64 bits is a lot of "protection" until you begin to see searches where the total nodes can't be counted in a 32 bit counter, I see 15-25 billion node searches on ICC all the time...
time=3:23(99%) nodes=18300692792(18.3B) fh1=91% pred=11 nps=90.0M
time=3:06(99%) nodes=16568754647(16.6B) fh1=91% pred=11 nps=89.0M
time=4:57(99%) nodes=27050978878(27.1B) fh1=91% pred=14 nps=90.8M
time=3:46(99%) nodes=19049838535(19.0B) fh1=89% pred=11 nps=84.3M
Those were from the last ACCA tournament. Those kinds of numbers tend to drive up collisions dramatically compared to 20 years ago when 60K nodes per second was very fast.
If it takes a collision rate > ~10^-6 to cause a noticable change in engine ELO and 20 excess bit in the key vice the number of table entries will produce an error rate of about 10^-6 then it would appear that table sizes as large as 16 trillion entries (2^44 entries) would be possible.
I know what a lot of you are thinking, you're thinking that when the number of table entries exceeds the square root of the possible number of zorbist keys collisions become almost gauranteed. While this may be true, It doesn't tell you how many collisions you will have, just that the probability of having at least one becomes very large. In a table of 2^44 entries you have to have greater than 2^24 probes that return invalid data due to a false positive per 2^44 probes to have an error rate of ~10^-6.

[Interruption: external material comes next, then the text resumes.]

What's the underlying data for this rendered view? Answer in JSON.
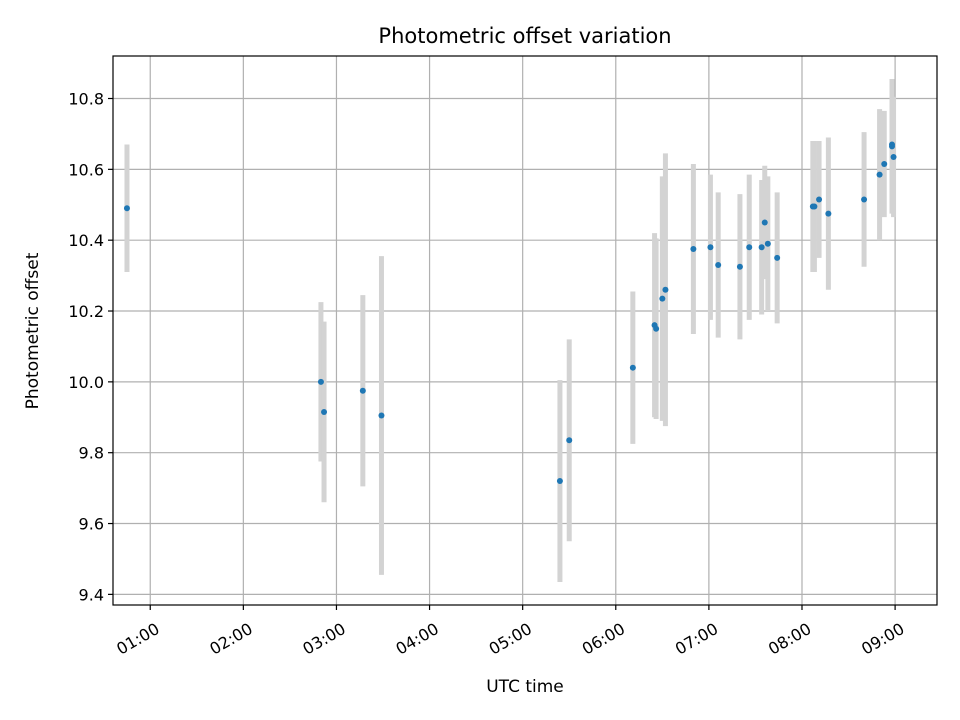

In any case, I don't think this can be tested on a full 64-bit key because of the amount of TT memory needed and the amount of time required to generate the required numbe of cache probes. i.e. a machine probing at 100,000,000 nodes per second would require over 2.5 months to completely fill the table.
Thoughts?
Regards,
Zen
It is an issue. But from the paper Cozzie and I wrote, I don't worry about collisions causing problems with game play, but in my case, I have to be ultra-careful about illegal moves that can corrupt the board since Crafty doesn't do copy/make. If I make a castle move when it is not legal (king or rook has moved, I am doomed because there is now at least one extra piece on the board, I might have lost an opponent's piece, and there is no way to recover, leaving the board corrupted which will eventually lose the game. Or create two kings when that side can now never be checkmated.
So I screen moves to the best of my ability (within computational time constraints) and don't give a second thought to the occasional incorrect evaluation.